Imagine the freedom of being able to leave home without the excessive luggage of a diaper bag, toddler bag, and a wardrobe of changing clothes. You can even wear earrings and jewelry without your little one ripping them off you! Visualize the luxury of not having to argue with a teenager about snapchatting during the family prayer, or Instagramming the dinner rolls that you accidentally burned. The good life right?
Set a realist holiday goal for yourself
For 5, 10, 20 years, you have created a holiday routine for your family. You slave away all day in the kitchen preparing this elaborate meal for your family, the children are playing in the background, and dad gets the pleasure of carving the turkey. On Christmas Eve you bake cookies with your child while dad is napping on the couch so that he can pretend to be Santa at 1 a.m.
The same way you “planned” for these events to happen, you can “plan” a new tradition! You don’t have to create something totally new. Take away those rituals that you still want to enjoy and add new rituals. Besides, maybe the new Santa is ready to switch it up to oatmeal raisin instead of the same predictable chocolate chip cookies he’s been used to.
Avoid being petty
Accept the fact that your relationship ended. Bad choices do not mean your ex is a bad person. Do not involve the children in the middle of your relationship indifferences. If certain topics need to be addressed, arrange a time after the holidays to have a health discussion with your former partner.

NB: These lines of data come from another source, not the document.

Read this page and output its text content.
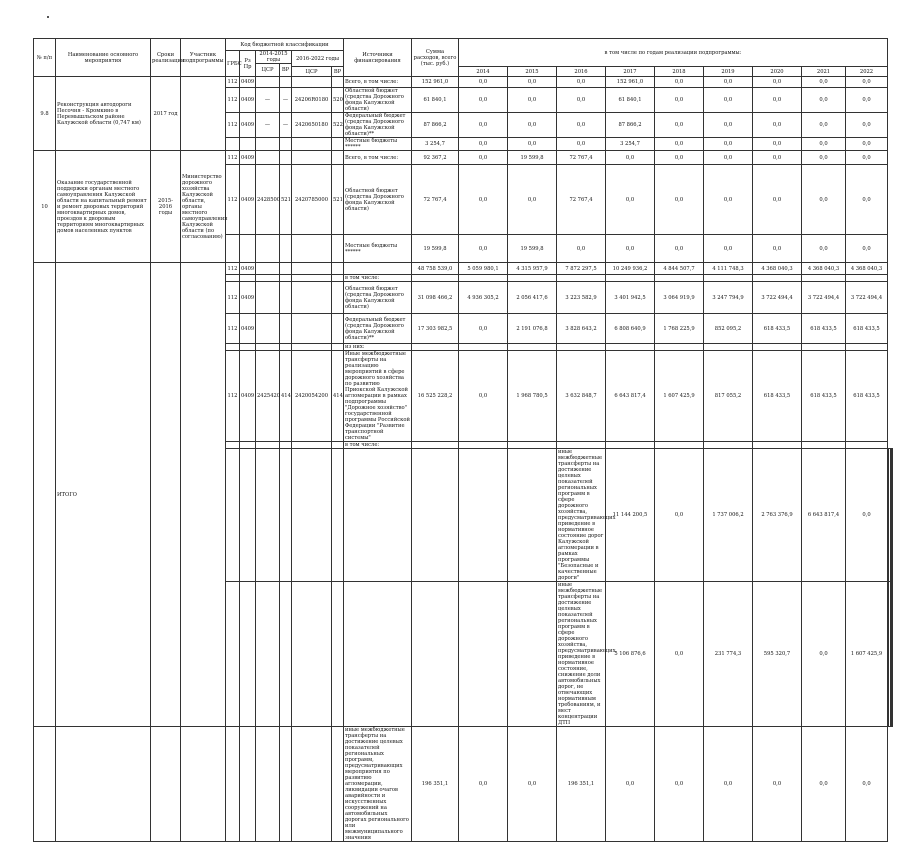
№ п/п	Наименование основного мероприятия	Сроки реализации	Участник подпрограммы	Код бюджетной классификации						Источники финансирования	Сумма расходов, всего (тыс. руб.)	в том числе по годам реализации подпрограммы:										
				ГРБС	Рз Пр	2014-2015 годы		2016-2022 годы														
						ЦСР	ВР															
								ЦСР	ВР			2014	2015	2016	2017	2018	2019	2020	2021	2022		
9.8	Реконструкция автодороги Песочня - Кромкино в Перемышльском районе Калужской области (0,747 км)	2017 год		112	0409					Всего, в том числе:	152 961,0	0,0	0,0	0,0	152 961,0	0,0	0,0	0,0	0,0	0,0		
				112	0409	—	—	24206R0180	520	Областной бюджет (средства Дорожного фонда Калужской области)	61 840,1	0,0	0,0	0,0	61 840,1	0,0	0,0	0,0	0,0	0,0		
				112	0409	—	—	2420650180	522	Федеральный бюджет (средства Дорожного фонда Калужской области)**	87 866,2	0,0	0,0	0,0	87 866,2	0,0	0,0	0,0	0,0	0,0		
										Местные бюджеты ******	3 254,7	0,0	0,0	0,0	3 254,7	0,0	0,0	0,0	0,0	0,0		
10	Оказание государственной поддержки органам местного самоуправления Калужской области на капитальный ремонт и ремонт дворовых территорий многоквартирных домов, проездов к дворовым территориям многоквартирных домов населенных пунктов	2015-2016 годы	Министерство дорожного хозяйства Калужской области, органы местного самоуправления Калужской области (по согласованию)	112	0409					Всего, в том числе:	92 367,2	0,0	19 599,8	72 767,4	0,0	0,0	0,0	0,0	0,0	0,0		
				112	0409	2428500	521	2420785000	521	Областной бюджет (средства Дорожного фонда Калужской области)	72 767,4	0,0	0,0	72 767,4	0,0	0,0	0,0	0,0	0,0	0,0		
										Местные бюджеты ******	19 599,8	0,0	19 599,8	0,0	0,0	0,0	0,0	0,0	0,0	0,0		
	ИТОГО			112	0409						48 758 539,0	5 059 980,1	4 315 957,9	7 872 297,5	10 249 936,2	4 844 507,7	4 111 748,3	4 368 040,3	4 368 040,3	4 368 040,3		
										в том числе:												
				112	0409					Областной бюджет (средства Дорожного фонда Калужской области)	31 098 466,2	4 936 305,2	2 056 417,6	3 223 582,9	3 401 942,5	3 064 919,9	3 247 794,9	3 722 494,4	3 722 494,4	3 722 494,4		
				112	0409					Федеральный бюджет (средства Дорожного фонда Калужской области)**	17 303 982,5	0,0	2 191 076,8	3 828 643,2	6 808 640,9	1 768 225,9	852 095,2	618 433,5	618 433,5	618 433,5		
										из них:												
				112	0409	2425420	414	2420054200	414	Иные межбюджетные трансферты на реализацию мероприятий в сфере дорожного хозяйства по развитию Приокской Калужской агломерации в рамках подпрограммы "Дорожное хозяйство" государственной программы Российской Федерации "Развитие транспортной системы"	16 525 228,2	0,0	1 968 780,5	3 632 848,7	6 643 817,4	1 607 425,9	817 055,2	618 433,5	618 433,5	618 433,5		
										в том числе:												
														иные межбюджетные трансферты на достижение целевых показателей региональных программ в сфере дорожного хозяйства, предусматривающих приведение в нормативное состояние дорог Калужской агломерации в рамках программы "Безопасные и качественные дороги"	11 144 200,5	0,0	1 737 006,2	2 763 376,9	6 643 817,4	0,0				
														иные межбюджетные трансферты на достижение целевых показателей региональных программ в сфере дорожного хозяйства, предусматривающих приведение в нормативное состояние, снижение доли автомобильных дорог, не отвечающих нормативным требованиям, и мест концентрации ДТП	5 106 876,6	0,0	231 774,3	595 320,7	0,0	1 607 425,9				
										иные межбюджетные трансферты на достижение целевых показателей региональных программ, предусматривающих мероприятия по развитию агломерации, ликвидации очагов аварийности и искусственных сооружений на автомобильных дорогах регионального или межмуниципального значения	196 351,1	0,0	0,0	196 351,1	0,0	0,0	0,0	0,0	0,0	0,0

Imagine the pressure your ex’s new significant other must be experiencing. She’s wondering, will the children like her? What traditions does your child have that he or she might want to practice here to feel more at home? Will everyone get along? How does she settle disagreements among the children? What gifts to buy? The list could go on and on.
One thing is for sure … that is not your problem. The new significant other will be the one making deals with a child about eating their vegetables, or running the risk of having her jewelry snatched out of her ear, or debating with a teenager about using their phone at the dinner table. It will be her burnt rolls that will be all over Instagram, not yours. This is not a plan to revolt against her, just an imaginative way to help you better understand the size of the shoe she may have to fill. Extend the olive branch and allow the holidays to blend in peace.
If the divorce or the break up is still very fresh and blending families are too soon, then do not agree to anything that you will regret later
Going with the flow or agreeing to something you are not emotionally ready for can leave you feeling guilty, overwhelmed, and bitter. If your former partner needs an explanation about a decision you made, respond maturely and calmly.
Before any decision is made, it is important that both parents explain to the child that their holiday traditions maybe altering. Make sure that you both are in a healthy, emotional state, so that you do not place blame on the other parent as to why things are changing. Share with your child the benefits of having of having a blended family so that they can prepare for their new family members.
Are you recently divorced or ended a long-term relationship with your parenting partner? What are some of the ways that you cope with sharing the children on the holidays? Are you still trying to get to this point?